El juez Del Olmo afirma que Pepe Rey establece una correspondencia policial mediática

Madrid, Agencias
Actualizado:

El director de la revista "Ardi Beltza", Pepe Rei, trata de establecer en sus artículos sobre periodistas "correspondencias con las autoridades del Estado", para señalar que no sólo las Fuerzas de Seguridad combaten el terrorismo, sino que "se establece una dinámica de actuación policial-mediática".

    Así lo asegura el juez de la Audiencia Nacional Juan del Olmo en

el auto en el que ayer decretó la prisión incondicional para Rei por

los presuntos delitos de colaboración con ETA y amenazas terroristas

después de tomarle declaración por espacio de cuatro horas y

visionar el vídeo "Periodistas, el negocio de mentir" que se

distribuyó el pasado mes de noviembre junto con la citada revista.

    Del Olmo destaca que determinados artículos de la revista "han

fijado su atención en el colectivo de los periodistas, y no de

manera crítica, por dura que pueda ser la censura, sino tratando de

establecer correspondencias con las autoridades del Estado", señala

el auto.

    El objetivo de estos artículos, según el magistrado, es "señalar

que en el 'conflicto vasco', en expresión pronunciada por el

imputado, no sólo las Fuerzas y Cuerpos de Seguridad actúan contra

la actuación terrorista, sino que en dicho 'conflicto' se establece

una dinámica de actuación policial-mediática".

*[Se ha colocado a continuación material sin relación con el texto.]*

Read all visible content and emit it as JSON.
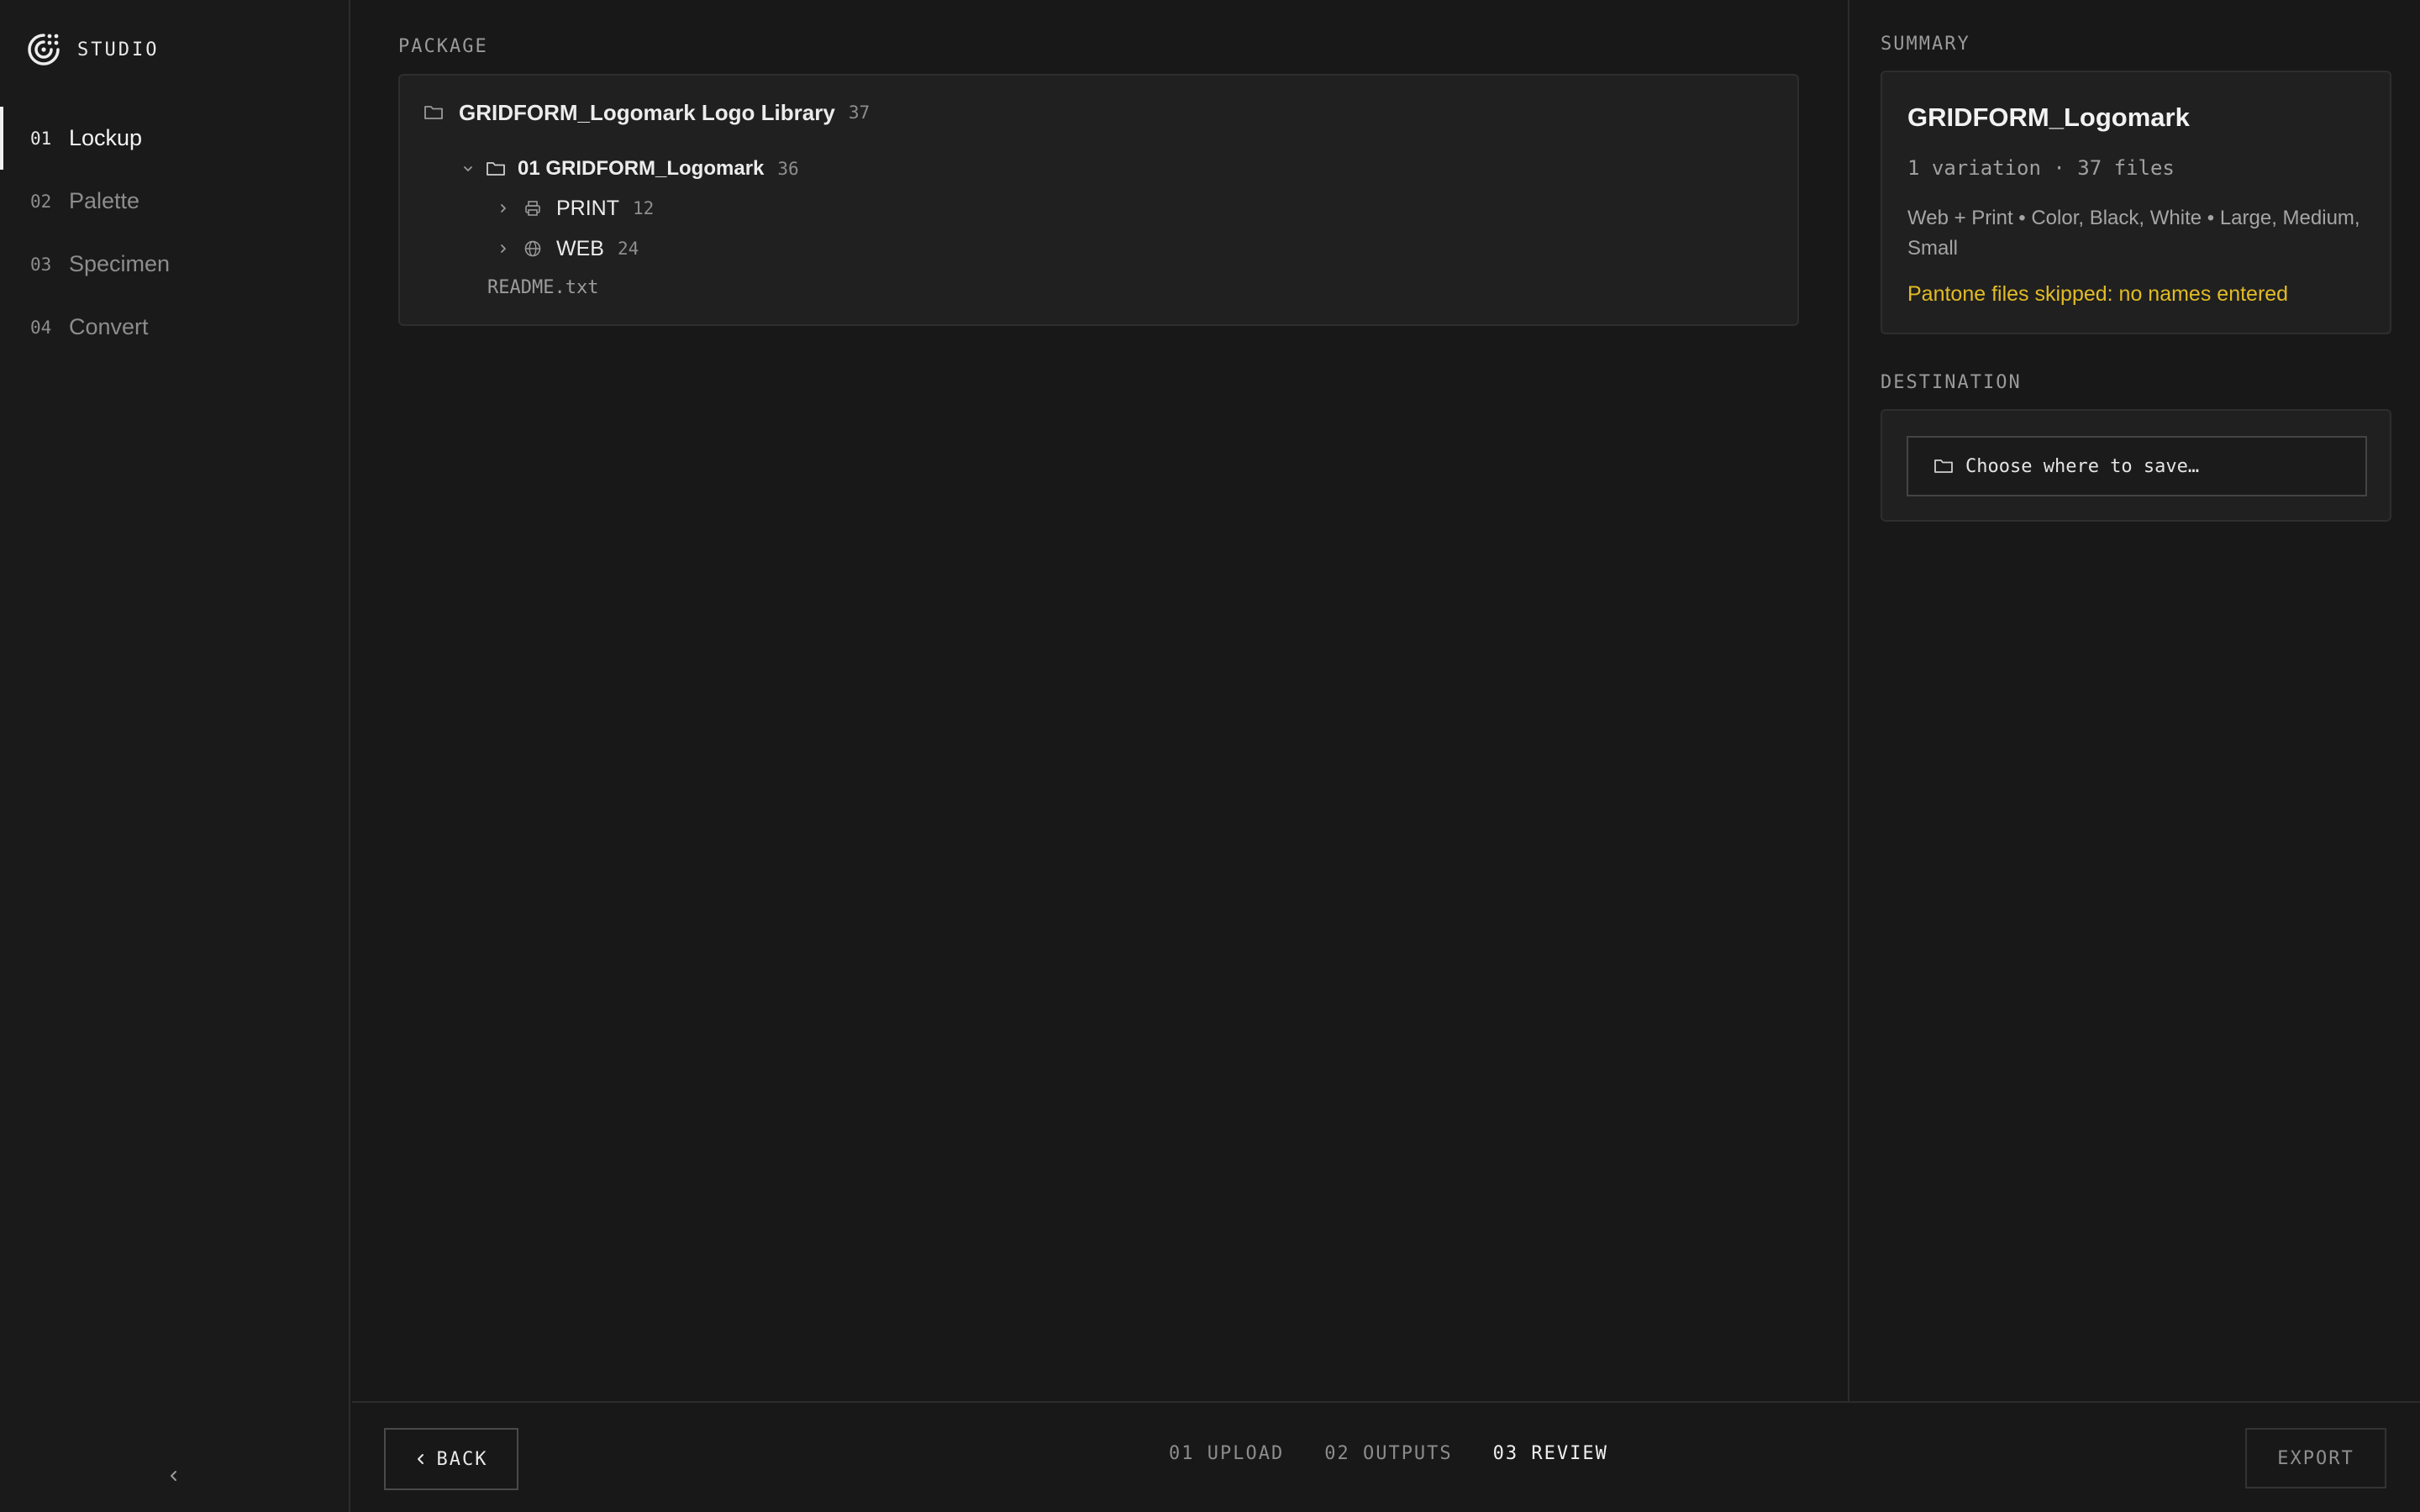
{
  "brand": {
    "name": "STUDIO",
    "logo_icon": "gridform-logo-icon"
  },
  "sidebar": {
    "items": [
      {
        "num": "01",
        "label": "Lockup",
        "active": true
      },
      {
        "num": "02",
        "label": "Palette",
        "active": false
      },
      {
        "num": "03",
        "label": "Specimen",
        "active": false
      },
      {
        "num": "04",
        "label": "Convert",
        "active": false
      }
    ],
    "collapse_icon": "chevron-left-icon"
  },
  "package": {
    "label": "PACKAGE",
    "root": {
      "name": "GRIDFORM_Logomark Logo Library",
      "count": "37",
      "icon": "folder-icon"
    },
    "variation": {
      "name": "01 GRIDFORM_Logomark",
      "count": "36",
      "icon": "folder-icon",
      "expanded": true
    },
    "print": {
      "name": "PRINT",
      "count": "12",
      "icon": "printer-icon"
    },
    "web": {
      "name": "WEB",
      "count": "24",
      "icon": "globe-icon"
    },
    "readme": {
      "name": "README.txt"
    }
  },
  "summary": {
    "label": "SUMMARY",
    "title": "GRIDFORM_Logomark",
    "meta": "1 variation · 37 files",
    "description": "Web + Print • Color, Black, White • Large, Medium, Small",
    "warning": "Pantone files skipped: no names entered",
    "warning_color": "#e2bb25"
  },
  "destination": {
    "label": "DESTINATION",
    "button_label": "Choose where to save…",
    "icon": "folder-icon"
  },
  "footer": {
    "back_label": "BACK",
    "steps": [
      {
        "label": "01 UPLOAD",
        "active": false
      },
      {
        "label": "02 OUTPUTS",
        "active": false
      },
      {
        "label": "03 REVIEW",
        "active": true
      }
    ],
    "export_label": "EXPORT"
  }
}
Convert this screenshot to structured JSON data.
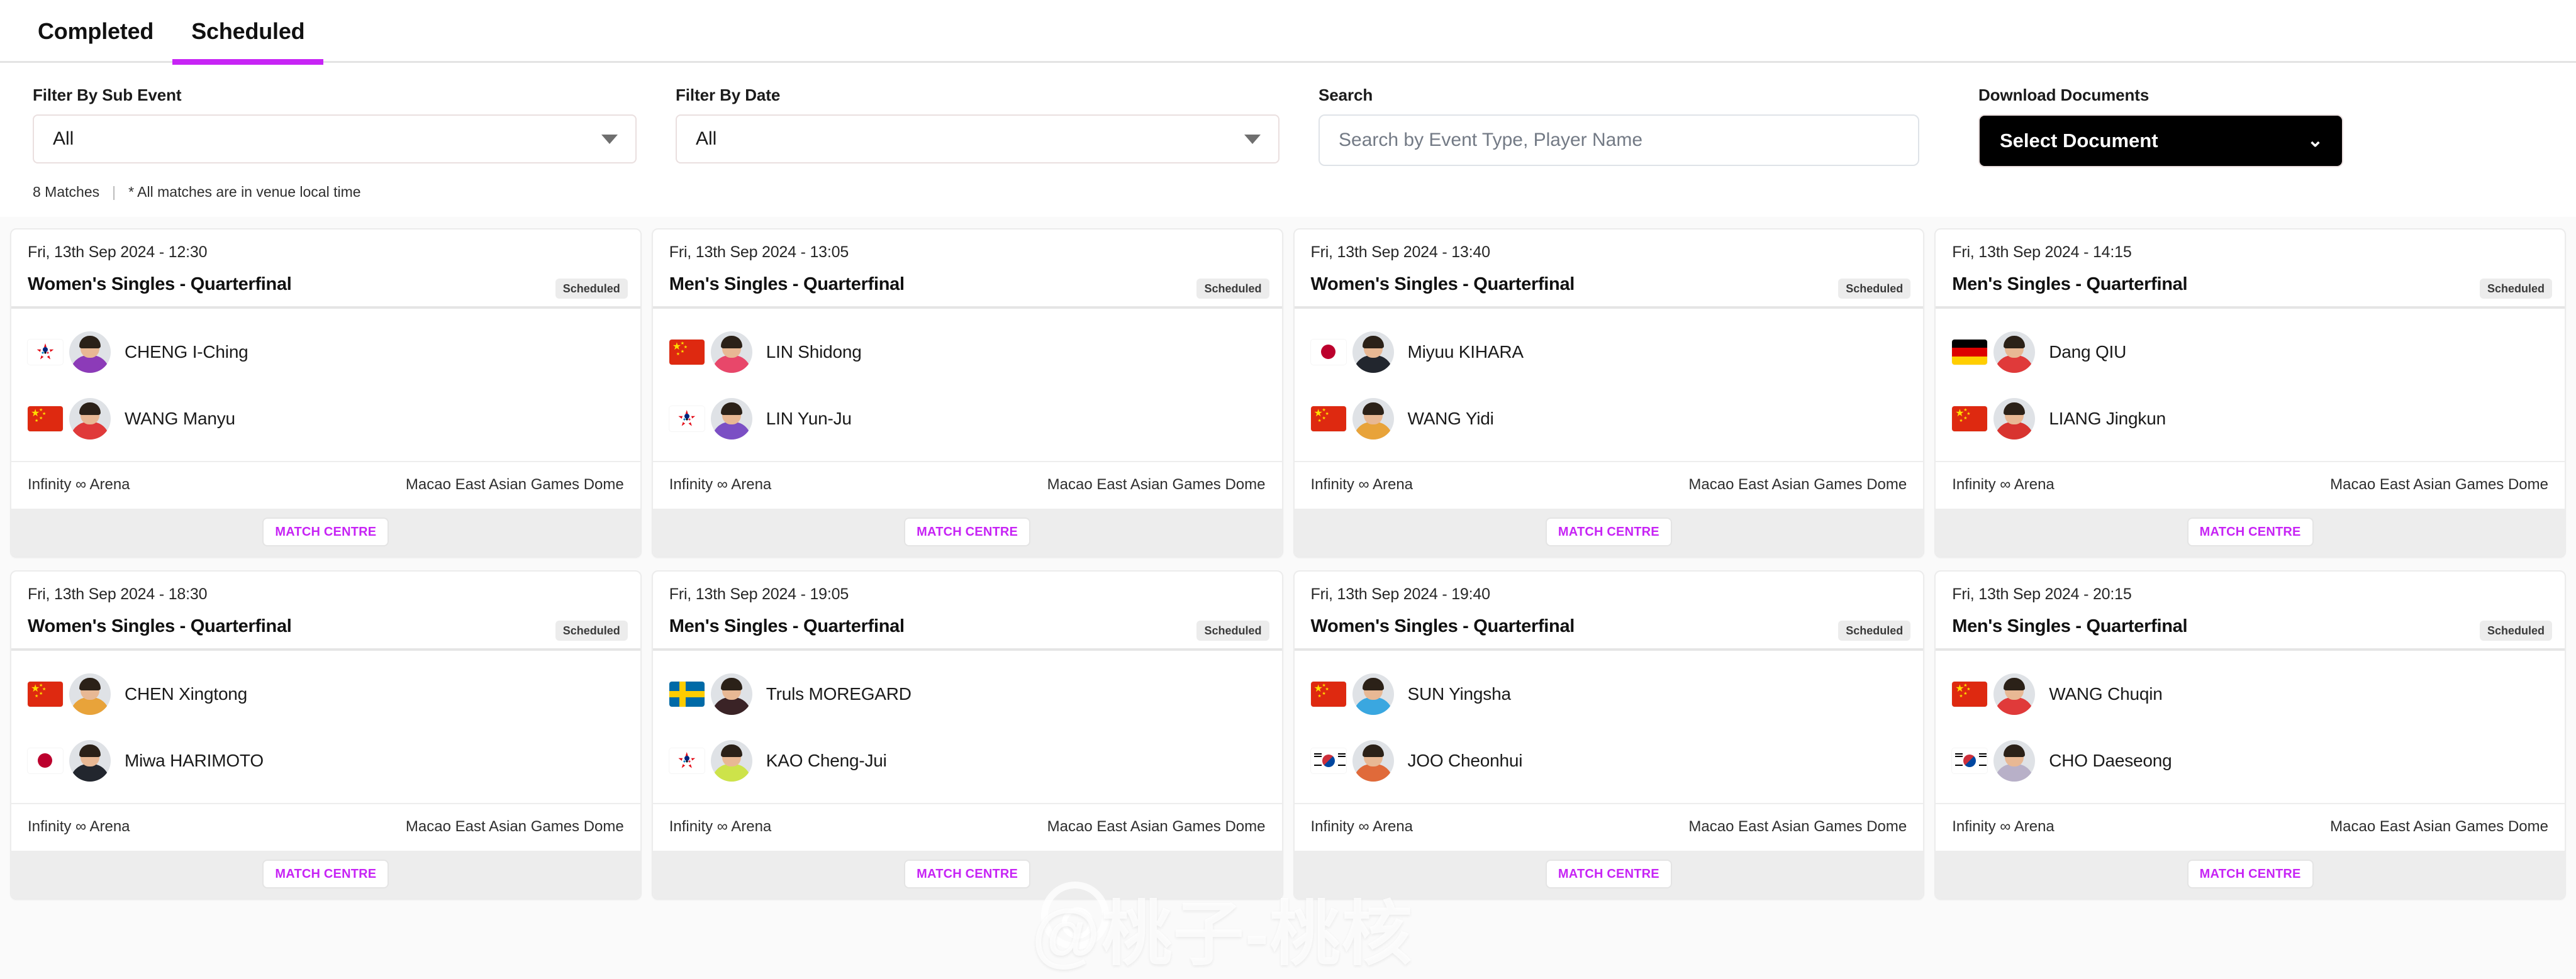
{
  "tabs": [
    {
      "label": "Completed",
      "active": false
    },
    {
      "label": "Scheduled",
      "active": true
    }
  ],
  "filters": {
    "sub_event": {
      "label": "Filter By Sub Event",
      "value": "All"
    },
    "date": {
      "label": "Filter By Date",
      "value": "All"
    },
    "search": {
      "label": "Search",
      "value": "",
      "placeholder": "Search by Event Type, Player Name"
    },
    "download": {
      "label": "Download Documents",
      "value": "Select Document"
    }
  },
  "meta": {
    "count": "8 Matches",
    "separator": "|",
    "note": "* All matches are in venue local time"
  },
  "venue_labels": {
    "arena": "Infinity ∞ Arena",
    "dome": "Macao East Asian Games Dome"
  },
  "match_centre_label": "MATCH CENTRE",
  "status_label": "Scheduled",
  "colors": {
    "accent": "#c724f5",
    "tab_underline": "#c724f5",
    "badge_bg": "#ececec",
    "card_bg": "#ffffff",
    "page_bg": "#fafafa",
    "doc_button_bg": "#000000"
  },
  "watermark": {
    "text": "@桃子-桃核"
  },
  "matches": [
    {
      "date": "Fri, 13th Sep 2024 - 12:30",
      "title": "Women's Singles - Quarterfinal",
      "status": "Scheduled",
      "venue_left": "Infinity ∞ Arena",
      "venue_right": "Macao East Asian Games Dome",
      "button": "MATCH CENTRE",
      "players": [
        {
          "name": "CHENG I-Ching",
          "flag": "TPE",
          "kit": "#8c3bb8"
        },
        {
          "name": "WANG Manyu",
          "flag": "CN",
          "kit": "#e03a3a"
        }
      ]
    },
    {
      "date": "Fri, 13th Sep 2024 - 13:05",
      "title": "Men's Singles - Quarterfinal",
      "status": "Scheduled",
      "venue_left": "Infinity ∞ Arena",
      "venue_right": "Macao East Asian Games Dome",
      "button": "MATCH CENTRE",
      "players": [
        {
          "name": "LIN Shidong",
          "flag": "CN",
          "kit": "#e8476a"
        },
        {
          "name": "LIN Yun-Ju",
          "flag": "TPE",
          "kit": "#7b4fc4"
        }
      ]
    },
    {
      "date": "Fri, 13th Sep 2024 - 13:40",
      "title": "Women's Singles - Quarterfinal",
      "status": "Scheduled",
      "venue_left": "Infinity ∞ Arena",
      "venue_right": "Macao East Asian Games Dome",
      "button": "MATCH CENTRE",
      "players": [
        {
          "name": "Miyuu KIHARA",
          "flag": "JP",
          "kit": "#22262e"
        },
        {
          "name": "WANG Yidi",
          "flag": "CN",
          "kit": "#e8a33a"
        }
      ]
    },
    {
      "date": "Fri, 13th Sep 2024 - 14:15",
      "title": "Men's Singles - Quarterfinal",
      "status": "Scheduled",
      "venue_left": "Infinity ∞ Arena",
      "venue_right": "Macao East Asian Games Dome",
      "button": "MATCH CENTRE",
      "players": [
        {
          "name": "Dang QIU",
          "flag": "DE",
          "kit": "#e03a3a"
        },
        {
          "name": "LIANG Jingkun",
          "flag": "CN",
          "kit": "#d8342f"
        }
      ]
    },
    {
      "date": "Fri, 13th Sep 2024 - 18:30",
      "title": "Women's Singles - Quarterfinal",
      "status": "Scheduled",
      "venue_left": "Infinity ∞ Arena",
      "venue_right": "Macao East Asian Games Dome",
      "button": "MATCH CENTRE",
      "players": [
        {
          "name": "CHEN Xingtong",
          "flag": "CN",
          "kit": "#e8a33a"
        },
        {
          "name": "Miwa HARIMOTO",
          "flag": "JP",
          "kit": "#22262e"
        }
      ]
    },
    {
      "date": "Fri, 13th Sep 2024 - 19:05",
      "title": "Men's Singles - Quarterfinal",
      "status": "Scheduled",
      "venue_left": "Infinity ∞ Arena",
      "venue_right": "Macao East Asian Games Dome",
      "button": "MATCH CENTRE",
      "players": [
        {
          "name": "Truls MOREGARD",
          "flag": "SE",
          "kit": "#3a2326"
        },
        {
          "name": "KAO Cheng-Jui",
          "flag": "TPE",
          "kit": "#cde34a"
        }
      ]
    },
    {
      "date": "Fri, 13th Sep 2024 - 19:40",
      "title": "Women's Singles - Quarterfinal",
      "status": "Scheduled",
      "venue_left": "Infinity ∞ Arena",
      "venue_right": "Macao East Asian Games Dome",
      "button": "MATCH CENTRE",
      "players": [
        {
          "name": "SUN Yingsha",
          "flag": "CN",
          "kit": "#3aa7e0"
        },
        {
          "name": "JOO Cheonhui",
          "flag": "KR",
          "kit": "#e06a3a"
        }
      ]
    },
    {
      "date": "Fri, 13th Sep 2024 - 20:15",
      "title": "Men's Singles - Quarterfinal",
      "status": "Scheduled",
      "venue_left": "Infinity ∞ Arena",
      "venue_right": "Macao East Asian Games Dome",
      "button": "MATCH CENTRE",
      "players": [
        {
          "name": "WANG Chuqin",
          "flag": "CN",
          "kit": "#e03a3a"
        },
        {
          "name": "CHO Daeseong",
          "flag": "KR",
          "kit": "#b8b0c8"
        }
      ]
    }
  ]
}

    Esto, concluye el juez, "llevaría a asociar la respuesta que la

estrategia terrorista realiza sobre las Fuerzas y Cuerpos de

Seguridad al colectivo periodístico, que formaría parte de la

referida dinámica policial-periodística señalada por la revista y

vídeo del que es director el imputado".

    Del Olmo afirma que la estrategia terrorista "no encuentra su

objeto en la mera comisión de acciones delictivas concretas, por

graves que éstas resulten, sino en la repercusión que las mismas

provocan en el entramado social", para lo que requiere "una

transmisión eficaz de la acción delictiva" a través de los medios de

comunicación.

    Sin embargo, y dado que esa "irradiación mediática" no está

sometida a su control, "porque no puede acceder (y controlar)

libremente a dichos medios", ETA necesita "una vía propia de

transmisión del ideario al que responde, unos medios que, amparados

en las libertades constitucionales democráticas (...) estén al

servicio de la comunicación interna del entramado terrorista".

    Esos medios sirven también para "la obtención de información

utilizable para la operativa delictiva terrorista violenta" y para

la creación "de un clima de temor general en las personas que

aparezcan en dichos medios reflejados (...), por cuanto su aparición

o mención en dichos medios implica la fijación de la atención de los

elementos terroristas sobre ellos".

    Por todo ello, Del Olmo concluye que "quien de modo consciente,

aunque no pertenezca a la organización terrorista, contribuye a la

consecución de dichos objetivos, y no de modo ocasional o

esporádico, sino continuo (...), está realizando presuntamente una

actuación delictiva encuadrable en lo que cabría entender como

colaboración con organización terrorista".

    El juez señala, por último, que "la localización en poder de

presuntos miembros de ETA (...) de ejemplares de la citada revista

(cuando ésta es por suscripción, es decir, no de acceso en cualquier

punto de distribución), corrobora una cierta sintonía en el ideario,

y refuerza el 'interés' de los miembros de la citada organización de

tener a su disposición este tipo de publicación".